While the AI and LSI metrics are proprietary, the exact formula coefficients have not been publicly disclosed. Thus, our approach relies on our models correctly predicting their according indices. Although we used Random Forest and Gradient Boosting for our underlying models, the small training data size of 52,968 (AI) and 4253 (LSI) for every time point
during lesion creation can lead to overfitting. In particular, this is problematic when applying lesion metric prediction to unseen data. However, Random Forest is less susceptible to overfitting due to its nature of reducing variance compared to Gradient Boosting. This especially applies to a limited training data parameter space. On the other hand, Gradient Boosting reduces bias, thus leading to a better fit within the parameter space. Regarding outliers, Random Forest tends to be more resistant as the averaging effect across many trees reduces their impact. For the training data parameter space on which our models were trained, refer to
Table 1 and
Table 2. For example, as shown by La Fazia et al., different power settings affect transmural lesion creation [
26]. This is assumed not to be a concern with Random Forest as the effect of a different power setting is averaged in certain trees as long as the specific power setting is included in our training data parameter space. In addition, it has to be acknowledged that our models were trained on data exported from PVI procedures, while the data analysis included all atrial ablation procedures.
Thus, future studies using a similar machine learning approach must primarily address the below challenges. In particular, this means larger and more specific training datasets, for instance, only on PVI data, to enhance robustness and transferability. A refined model training process would also provide benefits, such as evaluating different ensemble learning techniques or neuronal networks.
In the second step of our approach, we analyzed the data from patients who underwent LI-guided ablation alongside our predicted AI and LSI metrics. While this is a retrospective study, data were provided anonymously during export. Thus, the potential for unmeasured confounders affecting the outcomes cannot be excluded. Our dataset represents a heterogeneous patient population, with a relatively small sample size of only 27 patients who underwent LI-guided ablation for different atrial arrhythmias. Likewise, data analysis was not conducted separately for different segments, such as anterior/superior or posterior/inferior. In addition, our dataset lacks periprocedural baseline characteristics, such as echocardiographic parameters, operator variability regarding experience and techniques used, and procedural characteristics such as procedural time. Also, our study did not examine the effect of different RF application durations on the mitigation of complications and long-term clinical outcomes. Thus, the potential for unmeasured confounders affecting the outcomes cannot be excluded, and the likelihood of statistical bias is also increased.
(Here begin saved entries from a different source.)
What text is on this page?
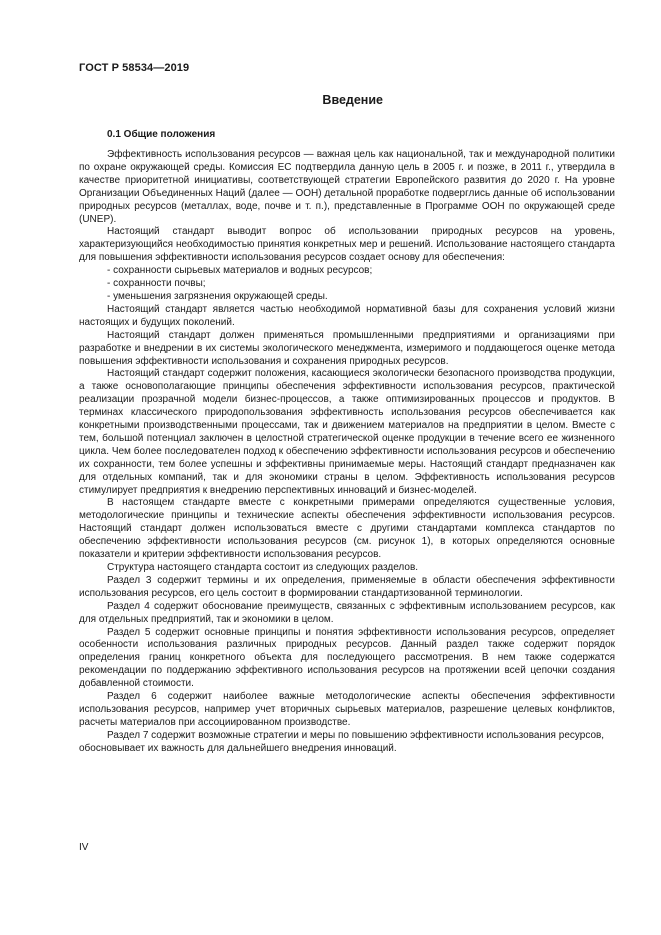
ГОСТ Р 58534—2019
Введение
0.1 Общие положения

Эффективность использования ресурсов — важная цель как национальной, так и международной политики по охране окружающей среды. Комиссия ЕС подтвердила данную цель в 2005 г. и позже, в 2011 г., утвердила в качестве приоритетной инициативы, соответствующей стратегии Европейского развития до 2020 г. На уровне Организации Объединенных Наций (далее — ООН) детальной проработке подверглись данные об использовании природных ресурсов (металлах, воде, почве и т. п.), представленные в Программе ООН по окружающей среде (UNEP).

Настоящий стандарт выводит вопрос об использовании природных ресурсов на уровень, характеризующийся необходимостью принятия конкретных мер и решений. Использование настоящего стандарта для повышения эффективности использования ресурсов создает основу для обеспечения:

- сохранности сырьевых материалов и водных ресурсов;
- сохранности почвы;
- уменьшения загрязнения окружающей среды.

Настоящий стандарт является частью необходимой нормативной базы для сохранения условий жизни настоящих и будущих поколений.

Настоящий стандарт должен применяться промышленными предприятиями и организациями при разработке и внедрении в их системы экологического менеджмента, измеримого и поддающегося оценке метода повышения эффективности использования и сохранения природных ресурсов.

Настоящий стандарт содержит положения, касающиеся экологически безопасного производства продукции, а также основополагающие принципы обеспечения эффективности использования ресурсов, практической реализации прозрачной модели бизнес-процессов, а также оптимизированных процессов и продуктов. В терминах классического природопользования эффективность использования ресурсов обеспечивается как конкретными производственными процессами, так и движением материалов на предприятии в целом. Вместе с тем, большой потенциал заключен в целостной стратегической оценке продукции в течение всего ее жизненного цикла. Чем более последователен подход к обеспечению эффективности использования ресурсов и обеспечению их сохранности, тем более успешны и эффективны принимаемые меры. Настоящий стандарт предназначен как для отдельных компаний, так и для экономики страны в целом. Эффективность использования ресурсов стимулирует предприятия к внедрению перспективных инноваций и бизнес-моделей.

В настоящем стандарте вместе с конкретными примерами определяются существенные условия, методологические принципы и технические аспекты обеспечения эффективности использования ресурсов. Настоящий стандарт должен использоваться вместе с другими стандартами комплекса стандартов по обеспечению эффективности использования ресурсов (см. рисунок 1), в которых определяются основные показатели и критерии эффективности использования ресурсов.

Структура настоящего стандарта состоит из следующих разделов.

Раздел 3 содержит термины и их определения, применяемые в области обеспечения эффективности использования ресурсов, его цель состоит в формировании стандартизованной терминологии.

Раздел 4 содержит обоснование преимуществ, связанных с эффективным использованием ресурсов, как для отдельных предприятий, так и экономики в целом.

Раздел 5 содержит основные принципы и понятия эффективности использования ресурсов, определяет особенности использования различных природных ресурсов. Данный раздел также содержит порядок определения границ конкретного объекта для последующего рассмотрения. В нем также содержатся рекомендации по поддержанию эффективного использования ресурсов на протяжении всей цепочки создания добавленной стоимости.

Раздел 6 содержит наиболее важные методологические аспекты обеспечения эффективности использования ресурсов, например учет вторичных сырьевых материалов, разрешение целевых конфликтов, расчеты материалов при ассоциированном производстве.

Раздел 7 содержит возможные стратегии и меры по повышению эффективности использования ресурсов, обосновывает их важность для дальнейшего внедрения инноваций.

IV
As already stated, the lower performance of our LSI prediction model leads to missing values for our LSI RF application duration. We, therefore, had to rely on MICE to deal with missing data. While we performed Little’s MCAR test and sensitivity analysis, we assumed that our data were not Missing Completely at Random (MCAR) and likely Missing at Random (MAR). This also comes with the assumption that our data were not Missing Not at Random (MNAR) as no other confirmation of MNAR, like comparing to different parameters like CF, was applicable. In addition to the already lower performance of our LSI model, this procedure may introduce bias. While the beforehand exclusion of lesions with RF application duration over 30 s and ILD over admits established practices, similar aspects of bias are applicable.
As already acknowledged above, future studies would benefit from more specific and larger datasets that allow for subpopulation analysis, such as different types of arrhythmias or adjusting AI and LSI targets for anterior/superior and posterior/inferior segments.